The past is alive at The Usual on Magnolia in Fort Worth where the bartenders are slinging sophisticated cocktails from an era gone by.
“Basically what we wanted to do here was join in this movement of resurrecting the techniques and recipes for bartending,” said owner Brad Hensarling.
Hensarling adds you won’t find many places like his.
“We are different from really any other bar in Fort Worth in that bartenders need to know how to taste the spirits appropriately. It’s a technique that is very different from tasting say beer or wine because you’re dealing with a high-proof liquid.”
He and his bartenders use spirits, liqueur and citris to shake up your satisfaction.
“And everybody that we’ve been working with has gone above and beyond to take this craft very seriously,” said Hensarling.
The hipness you’ll find here is often times associated with prohibition, but the roots of The Usual reach further.
“I think we’ve got one cocktail on the menu that was developed during prohibition and it’s kind of funny because the style of drinks that we do gets associated with the prohibition era quite a bit. In reality, during prohibition, all of America’s really good bartenders took off and moved to Europe and you start seeing a lot of American-style bars pop up in Europe around that time,” said Hensarling
According to Hensarling, America invented the cocktail.
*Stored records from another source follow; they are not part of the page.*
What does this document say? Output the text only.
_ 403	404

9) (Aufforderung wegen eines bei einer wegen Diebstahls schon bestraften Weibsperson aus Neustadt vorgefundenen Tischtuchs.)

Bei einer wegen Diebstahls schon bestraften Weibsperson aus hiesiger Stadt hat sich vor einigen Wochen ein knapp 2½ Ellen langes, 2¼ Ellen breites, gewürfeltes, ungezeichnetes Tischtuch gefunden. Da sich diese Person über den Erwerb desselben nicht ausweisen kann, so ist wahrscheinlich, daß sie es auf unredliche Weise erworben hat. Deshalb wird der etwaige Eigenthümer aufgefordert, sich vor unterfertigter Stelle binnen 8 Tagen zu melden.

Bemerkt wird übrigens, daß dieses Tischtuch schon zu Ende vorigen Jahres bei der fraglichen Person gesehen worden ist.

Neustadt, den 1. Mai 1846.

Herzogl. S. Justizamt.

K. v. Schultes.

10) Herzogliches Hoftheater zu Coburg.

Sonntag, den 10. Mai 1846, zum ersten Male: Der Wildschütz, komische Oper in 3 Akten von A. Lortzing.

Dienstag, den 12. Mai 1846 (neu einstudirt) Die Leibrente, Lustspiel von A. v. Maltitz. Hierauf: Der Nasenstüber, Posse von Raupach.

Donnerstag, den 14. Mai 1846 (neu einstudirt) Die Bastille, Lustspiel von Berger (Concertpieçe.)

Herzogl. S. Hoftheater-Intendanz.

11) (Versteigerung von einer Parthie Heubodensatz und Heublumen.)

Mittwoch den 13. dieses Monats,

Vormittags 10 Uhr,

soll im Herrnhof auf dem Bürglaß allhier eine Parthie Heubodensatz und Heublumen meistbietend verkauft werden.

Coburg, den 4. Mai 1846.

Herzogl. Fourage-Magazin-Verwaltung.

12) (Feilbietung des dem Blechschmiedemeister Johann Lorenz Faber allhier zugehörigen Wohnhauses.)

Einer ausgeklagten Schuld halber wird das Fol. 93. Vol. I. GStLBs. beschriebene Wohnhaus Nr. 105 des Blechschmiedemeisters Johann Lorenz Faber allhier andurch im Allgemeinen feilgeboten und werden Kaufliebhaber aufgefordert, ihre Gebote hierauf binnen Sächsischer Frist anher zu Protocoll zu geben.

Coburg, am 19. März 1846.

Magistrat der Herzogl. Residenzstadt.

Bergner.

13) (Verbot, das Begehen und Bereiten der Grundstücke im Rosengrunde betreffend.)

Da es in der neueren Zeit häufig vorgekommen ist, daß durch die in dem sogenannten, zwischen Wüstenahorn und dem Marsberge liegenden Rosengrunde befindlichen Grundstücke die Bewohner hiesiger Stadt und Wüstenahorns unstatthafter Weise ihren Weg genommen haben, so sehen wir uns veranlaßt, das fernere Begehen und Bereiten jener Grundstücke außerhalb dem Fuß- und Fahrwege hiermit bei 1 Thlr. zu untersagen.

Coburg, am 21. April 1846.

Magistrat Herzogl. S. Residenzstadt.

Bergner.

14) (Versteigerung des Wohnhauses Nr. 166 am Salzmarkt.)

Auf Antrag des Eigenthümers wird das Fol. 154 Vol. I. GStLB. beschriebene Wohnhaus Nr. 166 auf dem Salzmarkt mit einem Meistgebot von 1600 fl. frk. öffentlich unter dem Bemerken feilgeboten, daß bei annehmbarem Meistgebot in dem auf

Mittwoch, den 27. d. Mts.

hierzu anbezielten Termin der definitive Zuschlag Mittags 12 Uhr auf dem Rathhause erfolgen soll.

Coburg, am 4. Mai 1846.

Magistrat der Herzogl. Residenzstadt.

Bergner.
“It was one of the first things the world ever viewed as us as doing really well, our first great contribution other than democracy. So, we gave the world the cocktail and the rest of the world was just mystified that we would mix these things together. The rest of world drank beer, straight spirits, and wine and just the thought of was just abhorrent, but it turned out it tasted really good,” said Hensarling.
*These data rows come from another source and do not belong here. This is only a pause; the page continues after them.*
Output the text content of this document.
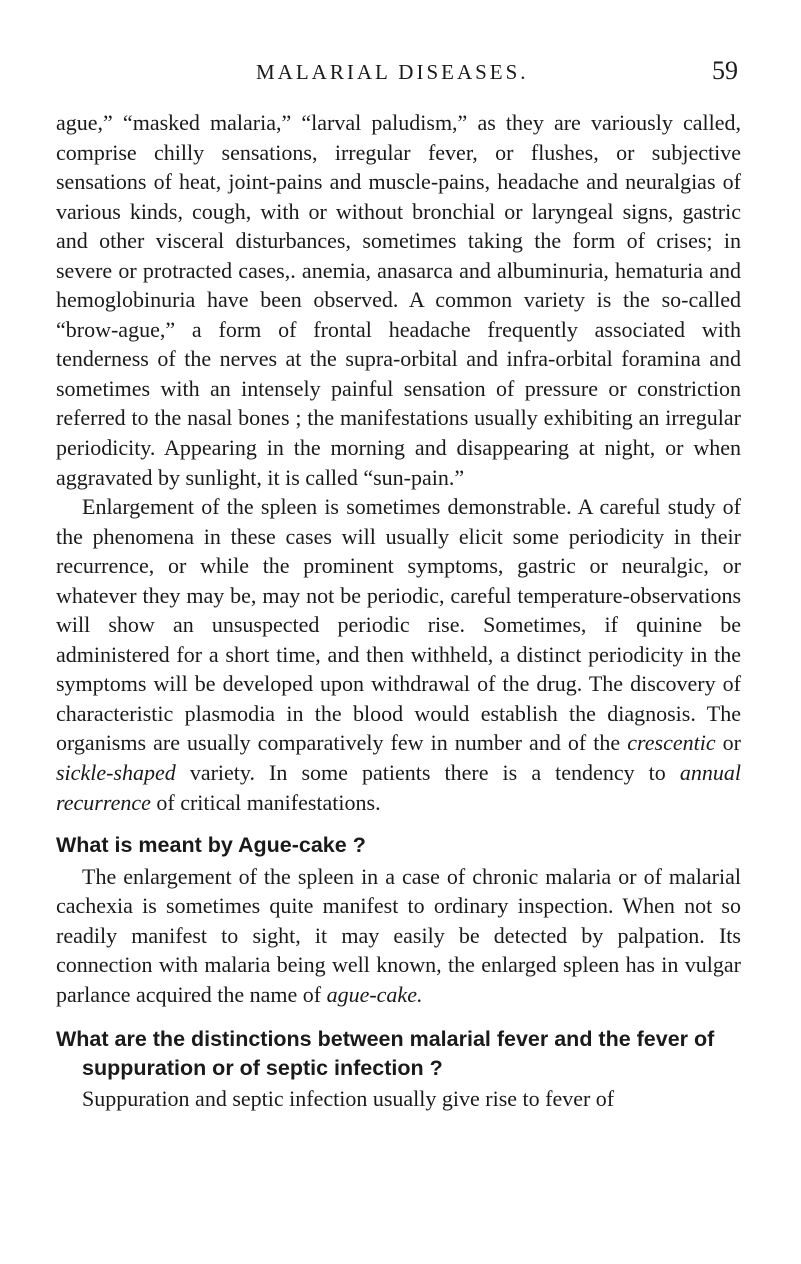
MALARIAL DISEASES.	59

ague,” “masked malaria,” “larval paludism,” as they are variously called, comprise chilly sensations, irregular fever, or flushes, or subjective sensations of heat, joint-pains and muscle-pains, headache and neuralgias of various kinds, cough, with or without bronchial or laryngeal signs, gastric and other visceral disturbances, sometimes taking the form of crises; in severe or protracted cases,. anemia, anasarca and albuminuria, hematuria and hemoglobinuria have been observed. A common variety is the so-called “brow-ague,” a form of frontal headache frequently associated with tenderness of the nerves at the supra-orbital and infra-orbital foramina and sometimes with an intensely painful sensation of pressure or constriction referred to the nasal bones ; the manifestations usually exhibiting an irregular periodicity. Appearing in the morning and disappearing at night, or when aggravated by sunlight, it is called “sun-pain.”

Enlargement of the spleen is sometimes demonstrable. A careful study of the phenomena in these cases will usually elicit some periodicity in their recurrence, or while the prominent symptoms, gastric or neuralgic, or whatever they may be, may not be periodic, careful temperature-observations will show an unsuspected periodic rise. Sometimes, if quinine be administered for a short time, and then withheld, a distinct periodicity in the symptoms will be developed upon withdrawal of the drug. The discovery of characteristic plasmodia in the blood would establish the diagnosis. The organisms are usually comparatively few in number and of the crescentic or sickle-shaped variety. In some patients there is a tendency to annual recurrence of critical manifestations.

What is meant by Ague-cake ?

The enlargement of the spleen in a case of chronic malaria or of malarial cachexia is sometimes quite manifest to ordinary inspection. When not so readily manifest to sight, it may easily be detected by palpation. Its connection with malaria being well known, the enlarged spleen has in vulgar parlance acquired the name of ague-cake.

What are the distinctions between malarial fever and the fever of suppuration or of septic infection ?

Suppuration and septic infection usually give rise to fever of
So an industry was born along with a drinking era unlike any other.
“So, you have this period from the 1860’s with kind of a dead spot in the middle until 1919 when prohibition was enacted and then, really since then, we’ve been in the dark ages and the rest of the world has been moving along and making our cocktails the whole time,” said Hensarling.
Just as important as the drinks they serve is having a comfortable place for customers to sit.
“When we approached this, we wanted to something that was, you know, unique and modern and clean obviously, but we also wanted to pay homage to where we’re located,” said Hensarling.
He wanted a place that would compliment the Fairmount neighborhood the bar sits in.
“The fireplace that stands right behind me that was basically the last vestige of the original house that was built on this site in 1900. Everything else has been redone, but we left that standing as to pay honor to the historic nature of the neighborhood,” said Hensarling.
Even the walls have meaning.
“The kind of ironic thing about the walls is they are covered in American White Oak which is about what 80-percent of the world’s spirits are aged in. This all came from a Mennonite colony up in Missouri, hauled it down here and planned it and cut it all ourself,” said Hensarling.
While the cocktails go quickly, Hensarling is building a business in the hopes that the memories of a centuries old craft won’t.
“I really want to show how what we do is versatile and not just a flash in the pan say like the martini bars were. This is a real craft that is taking on real momentum and we should see a whole lot more of it come around in the coming years,” said Hensarling.